January 2021; Third lockdown’s the charm. Been watching a lot of movies so thought I would write about some of them below (thanks to Sam Reiss & the Mil-Spec book for the recommendation on The Spy…) along with some gems from the world of youtube, because what else is there to do on a Sunday afternoon in January.
Part Animal, Part Machine
ROLLINS BAND & BLACK FLAG “LIVE ‘84” LP
There comes a time in every young man’s life when he spends four consecutive hours listening to the ROLLINS BAND discography. January 2021 was that dark dark time in my life. Henry Rollins sang in Black Flag from 1981 to 1986 which encompasses nearly all of the best music this band made, barring the Nervous Breakdown 7” which is in the pantheon of all time hardcore greats. This month I had a conversation about Henry Rollins as force of sheer will and thought it would be a good idea to reacquaint myself with the little knowledge I have of Rollins Band. Life Time, Hard Volume and The End of Silence are not necessarily good records but they are interesting historic artefacts of a time when a personality like Rollins could take session musician funk metal and turn it in to a lucrative project for 15 years. Black Flag’s LIVE 84 LP is a legitimately cool and interesting record of the period of this band as pure confrontation project. I was struck when listening that the guitar mix on this record bares some strange psychic connection to the Velvet Underground Legendary Guitar Amp Tapes. Ginn and Lou Reed seem like two key figures in a lineage of anti-guitar-technique pro-freak-flag Americana.
On The Sofa
I watched a bunch of good movies in January including DOG DAY AFTERNOON (1975; Sidney Lumet) and THE CONVERSATION (1974; Francis Ford Coppola) which both star John Cazale in two of his handful of roles before his death. In the former, Cazale is the near silent accomplice of Pacino’s bank robber star; whereas in the latter Cazale plays a small time surveillance technology expert who works for Gene Hackman’s reclusive surveillance master. In the former Cazale is constantly on edge and seems like the guy backed in to the corner on the front of the aforementioned Nervous Breakdown 7”. He’s great and easy to overlook because Pacino is so BIG and equally good in this film. In The Conversation Cazale’s character is more affable and again easy to overlook alongside the central storyline of Hackman’s looking-over-shoulder twitchiness. The Conversation doesn’t share a lot with Coppola’s other films but it’s a strong entry in the paranoid surveillance film genre along with Three Days of the Condor, All The President’s Men and THE SPY WHO CAME IN FROM THE COLD (1965; Martin Ritt).

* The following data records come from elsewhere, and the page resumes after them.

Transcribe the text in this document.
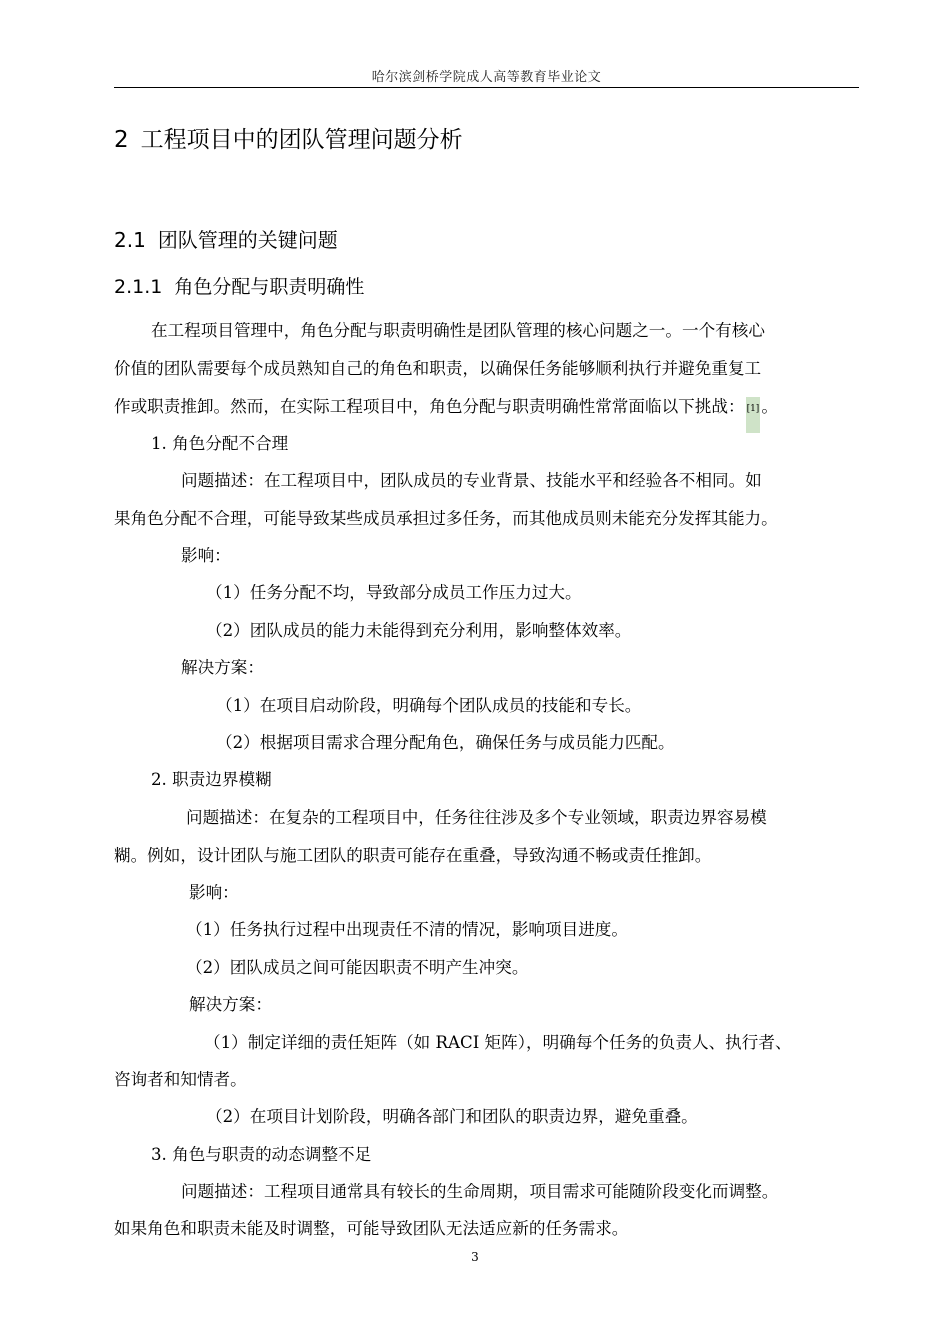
哈尔滨剑桥学院成人高等教育毕业论文
2 工程项目中的团队管理问题分析
2.1 团队管理的关键问题
2.1.1 角色分配与职责明确性
在工程项目管理中，角色分配与职责明确性是团队管理的核心问题之一。一个有核心
价值的团队需要每个成员熟知自己的角色和职责，以确保任务能够顺利执行并避免重复工
作或职责推卸。然而，在实际工程项目中，角色分配与职责明确性常常面临以下挑战： [1] 。
1. 角色分配不合理
问题描述：在工程项目中，团队成员的专业背景、技能水平和经验各不相同。如
果角色分配不合理，可能导致某些成员承担过多任务，而其他成员则未能充分发挥其能力。
影响：
（1）任务分配不均，导致部分成员工作压力过大。
（2）团队成员的能力未能得到充分利用，影响整体效率。
解决方案：
（1）在项目启动阶段，明确每个团队成员的技能和专长。
（2）根据项目需求合理分配角色，确保任务与成员能力匹配。
2. 职责边界模糊
问题描述：在复杂的工程项目中，任务往往涉及多个专业领域，职责边界容易模
糊。例如，设计团队与施工团队的职责可能存在重叠，导致沟通不畅或责任推卸。
影响：
（1）任务执行过程中出现责任不清的情况，影响项目进度。
（2）团队成员之间可能因职责不明产生冲突。
解决方案：
（1）制定详细的责任矩阵（如 RACI 矩阵），明确每个任务的负责人、执行者、
咨询者和知情者。
（2）在项目计划阶段，明确各部门和团队的职责边界，避免重叠。
3. 角色与职责的动态调整不足
问题描述：工程项目通常具有较长的生命周期，项目需求可能随阶段变化而调整。
如果角色和职责未能及时调整，可能导致团队无法适应新的任务需求。
3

Damn what a great film. I can’t say much beyond what Sam Reiss said in the above review in the Mil-Spec book but this film will make you want to get a trenchcoat. Richard Burton is so curmudgeonly even when he’s supposed to be enjoying himself at the pub or at dinner with his communist party affiliated girlfriend. I found the latter, played by Claire Bloom, to be really empathetic and not just because she has the artwork that is on the front of Anti-Cimex’s Victims of a Bomb Raid hung on the wall of her flat. Maybe these films all feel oddly relevant now when the rare moment you get to step outside is met by near empty streets, individuals looming in the dark and a look over your shoulder to check whether or not a mask is deemed necessary.
On a completely unrelated note the other top recommendation of the month came in the form of DUCK, YOU SUCKER (1971; Sergio Leone), alternatively known as A Fistful of Dynamite or Once Upon A Time… The Revolution (that last one not so hot as far as titles go). In this film Rod Steiger is a Mexican thief turned unwitting revolutionary and James Coburn takes a killer turn as an ex-IRA man exiled or on a vendetta (his motives are left blissfully ambiguous) who falls in to the Mexican Revolution in 1913. The accompanying Morricone score is worth the price of admission alone. For some reason when watching this I kept thinking about how Leone treats the faces of extras with the same degree of care as Breughel treated the faces of individual peasants in his enormously detailed canvases. There’s something really enjoyable about that eye for detail in a genre that is often reduced to pastiche (unacceptable unless that pastiche is Blazing Saddles). Essential film.